Plant seeks perfect balance of man and machine.
The 1991–96 NSX is catching up to its more powerful siblings
It’s been more than 30 years since Acura first unveiled the NSX, and after a long hiatus, a new model is back on sale. But it’s the first generation that still captivates enthusiasts with its lightweight, communicative chassis, and clean styling. Pop-up headlights don’t hurt, either.
In the latest Hagerty Vehicle Rating, the early NSX continues to be a strong performer, as potential buyers research the car and new buyers add them to their insurance policies quite frequently. Add to that their increased values and the 1991-1996 Acura NSX has earned an HVR score of 85, up from its previous 79.
[Editor’s Note: The Hagerty Vehicle Rating takes auction and private sales results, insurance quoting activity, and the number of new policies purchased into consideration, to sort hundreds of car models and compare them to the collector car market as a whole. Our valuation team then assigns a score from 1-to-100, with a 50 denoting a car that’s aligned with the overall market trend. Popular cars that are gaining interest and value will score higher, those with flagging interest or sale prices score lower. A vehicle’s position on the list isn’t always a sign of future collectibility—it’s more of a pulse of the current market and an indicator of what’s hot and not.]

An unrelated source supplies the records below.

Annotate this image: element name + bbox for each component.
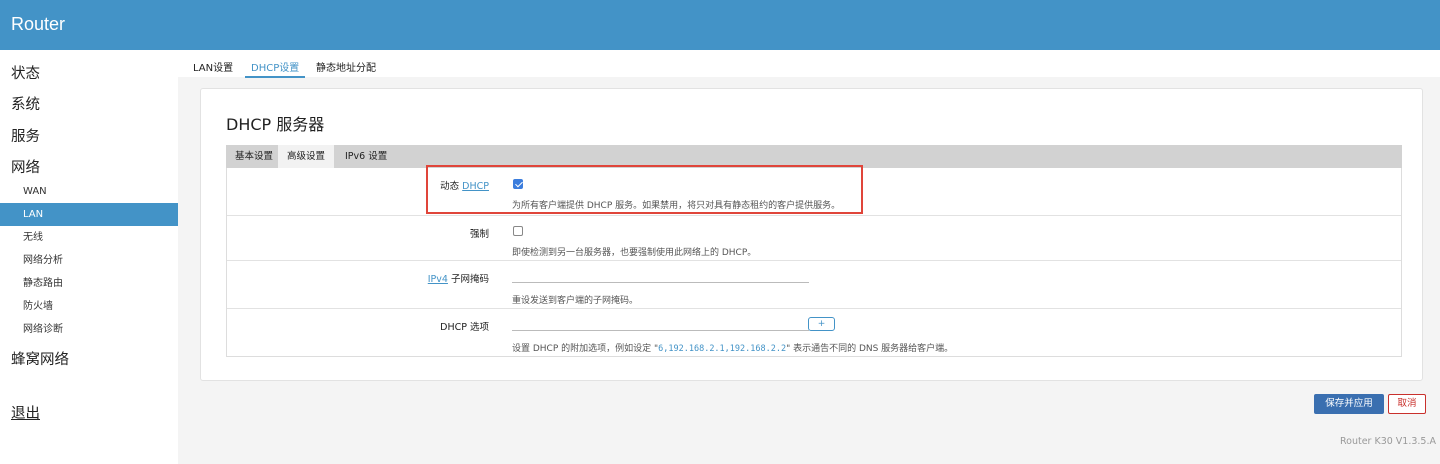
sidebar: 状态 系统 服务 网络 WAN LAN 无线 网络分析 静态路由 防火墙 网络诊… <box>0 50 178 464</box>
section-title: DHCP 服务器 <box>226 115 325 134</box>
cancel-button[interactable]: 取消 <box>1388 394 1426 414</box>
dhcp-options-desc-suffix: " 表示通告不同的 DNS 服务器给客户端。 <box>786 344 954 354</box>
sidebar-item-diagnostics[interactable]: 网络诊断 <box>0 318 178 341</box>
sidebar-item-status[interactable]: 状态 <box>11 62 40 83</box>
top-header-bar: Router <box>0 0 1440 50</box>
ipv4-netmask-label: IPv4 子网掩码 <box>428 271 489 285</box>
force-checkbox[interactable] <box>513 226 523 236</box>
add-dhcp-option-button[interactable]: + <box>808 317 835 331</box>
row-ipv4-netmask: IPv4 子网掩码 重设发送到客户端的子网掩码。 <box>227 260 1401 308</box>
version-footer: Router K30 V1.3.5.A <box>1339 436 1436 447</box>
sidebar-item-firewall[interactable]: 防火墙 <box>0 295 178 318</box>
tab-advanced-settings[interactable]: 高级设置 <box>278 145 335 168</box>
force-label: 强制 <box>469 229 489 240</box>
tab-ipv6-settings[interactable]: IPv6 设置 <box>336 145 396 168</box>
tab-static-leases[interactable]: 静态地址分配 <box>316 59 376 74</box>
brand-title[interactable]: Router <box>11 14 65 35</box>
sidebar-item-wan[interactable]: WAN <box>0 180 178 203</box>
dhcp-server-card: DHCP 服务器 基本设置 高级设置 IPv6 设置 动态 DHCP 为所有客户… <box>200 88 1423 381</box>
row-force: 强制 即使检测到另一台服务器，也要强制使用此网络上的 DHCP。 <box>227 215 1401 260</box>
ipv4-netmask-desc: 重设发送到客户端的子网掩码。 <box>512 296 639 306</box>
dhcp-options-desc: 设置 DHCP 的附加选项，例如设定 "6,192.168.2.1,192.16… <box>512 341 953 354</box>
dhcp-options-label: DHCP 选项 <box>440 322 489 333</box>
dhcp-options-input[interactable] <box>512 317 809 331</box>
sidebar-item-system[interactable]: 系统 <box>11 93 40 114</box>
save-apply-button[interactable]: 保存并应用 <box>1314 394 1384 414</box>
dhcp-options-desc-prefix: 设置 DHCP 的附加选项，例如设定 " <box>512 344 659 354</box>
sidebar-item-network[interactable]: 网络 <box>11 156 40 177</box>
sidebar-item-static-routes[interactable]: 静态路由 <box>0 272 178 295</box>
sidebar-item-wireless[interactable]: 无线 <box>0 226 178 249</box>
sidebar-item-services[interactable]: 服务 <box>11 125 40 146</box>
force-desc: 即使检测到另一台服务器，也要强制使用此网络上的 DHCP。 <box>512 248 757 258</box>
highlight-annotation-box <box>426 165 863 214</box>
tab-lan-settings[interactable]: LAN设置 <box>193 59 233 74</box>
ipv4-netmask-label-suffix: 子网掩码 <box>450 274 489 285</box>
logout-link[interactable]: 退出 <box>11 402 40 423</box>
ipv4-abbr-link[interactable]: IPv4 <box>428 274 448 285</box>
sidebar-item-cellular[interactable]: 蜂窝网络 <box>11 348 69 369</box>
sidebar-item-network-analysis[interactable]: 网络分析 <box>0 249 178 272</box>
tab-dhcp-settings[interactable]: DHCP设置 <box>244 59 306 78</box>
dhcp-options-example-code: 6,192.168.2.1,192.168.2.2 <box>658 344 787 354</box>
sidebar-item-lan[interactable]: LAN <box>0 203 178 226</box>
page-tabs-bar: LAN设置 DHCP设置 静态地址分配 <box>178 50 1440 78</box>
ipv4-netmask-input[interactable] <box>512 269 809 283</box>
tab-basic-settings[interactable]: 基本设置 <box>226 145 282 168</box>
row-dhcp-options: DHCP 选项 + 设置 DHCP 的附加选项，例如设定 "6,192.168.… <box>227 308 1401 356</box>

Hagerty valuation specialist James Hewitt weighed in on the classic NSX market, which has given the new NSX market a run for its money. “The most recent HVR was the highest for the NSX since March 2017,” Hewitt explained. That’s up from a dip in interest noted in early 2019.
Ever since that early 2019 slump, things have been headed up for the NSX. “So far early 2020 was very strong for quoting of the first-gen NSX, the strongest since double-digit growth of 2016/2017. Five of the last 12 months had double-digit growth.”
While the 1997 model brought powertrain upgrades—a 290-horsepower 3.2-liter V-6 replaced the 270-horsepower 3.0-liter—and are still more expensive, the later cars have been losing value while the early cars are catching up. The median #3 (Good) value of the updated first-gen NSX is down 8 percent to $59,200 while the 1991-1996 models have increased 15 percent to an average #3 value of $52,400.
Hewitt sums it up, “The NSX appeals more to the European sports car crowd, such as Porsche owners, than enthusiasts of cars that are much easier to tune such as the Supra and RX-7. As late-model Porsches are rising and Japanese cars are becoming accepted as collector cars, an NSX for the price of a 996 Turbo is looking ever more enticing.”
Indeed, an NSX is a rare sight compared to its six-cylinder competition from Stuttgart. It’s not crystal clear where where the market is headed, but for now, the early NSX and its 8300-rpm V-6 are proving that outright power isn’t always necessary in a well-rounded driver’s car.
To be clear, though, I personally wouldn’t begrudge horsepower-hungry fans—provided the move is reversible—for swapping in a trusty LS motor. There, I said it!